What’s New for 2024?
The 2024 Toyota Crown Hybrid is a new addition to Toyota’s U.S. lineup. It is the 16th generation of the Crown, which debuted in Japan in 2018. The U.S. version differs from the Japanese one in some aspects, such as the powertrain, the trim levels, and the styling details.
The 2024 Toyota Crown Hybrid is offered in three trim levels: XLE, Limited, and Platinum. All of them come with a hybrid powertrain and all-wheel drive as standard. The XLE and Limited models use a 2.5-liter four-cylinder engine paired with three electric motors and a continuously variable automatic transmission (CVT). This system produces a combined output of 236 horsepower and 163 lb-ft of torque. It also delivers an impressive fuel economy of 41 mpg combined.
The Platinum model gets an exclusive Hybrid Max powertrain that combines a turbocharged 2.4-liter four-cylinder engine with an electric motor on the rear axle. This system generates a total of 340 horsepower and 310 lb-ft of torque. It also uses a six-speed automatic transmission instead of a CVT. The Hybrid Max powertrain offers more performance and responsiveness than the base one, but it sacrifices some fuel efficiency, achieving 30 mpg combined.
Design and Features
The Crown’s design is one of its most striking features. It has a tall roofline and a fastback shape that give it a unique profile among sedans. It also has a large grille, LED headlights, and chrome accents that emphasize its premium status. The Crown offers two-tone paint options that contrast the roof color with the body color, adding more flair to its appearance.

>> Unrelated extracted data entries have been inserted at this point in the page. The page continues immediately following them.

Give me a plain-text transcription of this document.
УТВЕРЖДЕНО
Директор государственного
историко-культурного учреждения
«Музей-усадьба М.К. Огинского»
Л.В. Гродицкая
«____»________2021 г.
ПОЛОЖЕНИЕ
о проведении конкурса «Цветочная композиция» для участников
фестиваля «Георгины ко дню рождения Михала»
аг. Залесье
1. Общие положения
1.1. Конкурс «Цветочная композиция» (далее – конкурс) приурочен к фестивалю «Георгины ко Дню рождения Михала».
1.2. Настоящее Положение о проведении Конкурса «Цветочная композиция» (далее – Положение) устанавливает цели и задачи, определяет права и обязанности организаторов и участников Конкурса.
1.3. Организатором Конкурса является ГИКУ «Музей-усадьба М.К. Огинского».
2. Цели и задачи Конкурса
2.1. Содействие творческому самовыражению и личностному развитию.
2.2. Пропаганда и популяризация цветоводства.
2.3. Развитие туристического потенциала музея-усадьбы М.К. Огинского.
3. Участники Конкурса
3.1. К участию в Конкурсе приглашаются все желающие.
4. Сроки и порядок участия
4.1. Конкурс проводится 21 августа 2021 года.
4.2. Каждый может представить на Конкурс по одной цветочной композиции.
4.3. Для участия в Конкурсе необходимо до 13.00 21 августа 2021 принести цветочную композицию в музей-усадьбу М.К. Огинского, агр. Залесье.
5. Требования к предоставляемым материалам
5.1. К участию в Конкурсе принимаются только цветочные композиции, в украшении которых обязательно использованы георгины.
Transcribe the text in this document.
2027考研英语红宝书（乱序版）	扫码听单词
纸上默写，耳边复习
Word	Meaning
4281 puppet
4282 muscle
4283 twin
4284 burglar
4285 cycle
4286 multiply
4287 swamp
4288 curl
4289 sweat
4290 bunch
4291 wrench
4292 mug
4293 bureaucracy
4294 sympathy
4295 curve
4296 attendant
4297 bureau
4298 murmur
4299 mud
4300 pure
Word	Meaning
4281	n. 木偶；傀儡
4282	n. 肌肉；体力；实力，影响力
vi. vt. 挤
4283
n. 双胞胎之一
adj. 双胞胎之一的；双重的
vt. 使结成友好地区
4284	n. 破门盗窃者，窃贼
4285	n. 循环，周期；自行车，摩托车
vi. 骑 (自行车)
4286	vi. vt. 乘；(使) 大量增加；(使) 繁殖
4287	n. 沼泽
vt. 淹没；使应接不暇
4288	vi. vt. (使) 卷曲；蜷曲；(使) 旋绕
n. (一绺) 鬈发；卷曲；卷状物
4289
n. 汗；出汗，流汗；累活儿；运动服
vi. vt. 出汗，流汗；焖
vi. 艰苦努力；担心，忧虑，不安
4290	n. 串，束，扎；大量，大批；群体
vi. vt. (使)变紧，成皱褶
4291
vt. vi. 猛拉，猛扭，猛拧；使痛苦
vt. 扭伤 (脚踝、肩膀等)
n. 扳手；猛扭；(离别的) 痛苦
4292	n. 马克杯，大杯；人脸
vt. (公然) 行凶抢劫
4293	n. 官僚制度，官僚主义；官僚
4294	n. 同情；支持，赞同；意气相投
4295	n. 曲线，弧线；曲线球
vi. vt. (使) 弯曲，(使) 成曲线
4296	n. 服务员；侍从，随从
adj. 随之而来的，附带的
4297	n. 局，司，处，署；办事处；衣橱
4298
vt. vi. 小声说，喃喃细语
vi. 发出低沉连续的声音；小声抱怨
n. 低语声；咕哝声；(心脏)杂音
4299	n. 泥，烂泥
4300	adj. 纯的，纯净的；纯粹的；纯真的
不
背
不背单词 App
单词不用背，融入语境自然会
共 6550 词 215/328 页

The Crown’s interior is spacious and luxurious, with high-quality materials and craftsmanship. It has a high seating position that provides good visibility and comfort for the driver and passengers. It also has a large trunk that can accommodate up to 16 cubic feet of cargo.
The Crown comes with a generous amount of standard and available features that enhance its convenience, safety, and entertainment. Some of these features include:
- A 12.3-inch touchscreen infotainment system with Apple CarPlay, Android Auto, Amazon Alexa, and wireless charging
- A 10-inch head-up display that projects key information on the windshield
- A 14-speaker JBL sound system with Clari-Fi technology that restores audio quality from compressed digital sources
- A panoramic sunroof that lets in natural light and fresh air
- A heated steering wheel and heated and ventilated front seats
- A rear-seat entertainment system with dual 11.6-inch screens and wireless headphones
- A suite of advanced driver-assistance systems (ADAS) that includes adaptive cruise control, lane-keeping assist, blind-spot monitoring, rear cross-traffic alert, forward collision warning, automatic emergency braking, pedestrian detection, lane-departure warning, lane-tracing assist, road-sign assist, automatic high beams, and rearview camera
How Does It Drive?
The Toyota Crown’s driving experience depends largely on which powertrain you choose. The base hybrid system offers adequate acceleration and smooth operation, but it lacks excitement and refinement. The CVT can be noisy under hard acceleration, and the engine can sound coarse at high revs.
The Hybrid Max powertrain is more satisfying and engaging to drive. It delivers strong performance and quick response thanks to its turbocharged engine and rear electric motor. The six-speed automatic transmission shifts smoothly and smartly, and it can be controlled manually via paddle shifters.
The Crown’s handling is composed and stable but not very agile or sporty. It has a soft suspension that absorbs bumps and road imperfections well, but it also causes some body roll and lean in corners. The steering is light and accurate but not very communicative or feedback-rich.
The Crown’s brakes are regenerative, meaning they capture some of the kinetic energy from braking and use it to recharge the hybrid battery. This helps improve fuel efficiency, but it also affects the brake feel and modulation. The brakes can feel grabby and inconsistent at times, especially at low speeds.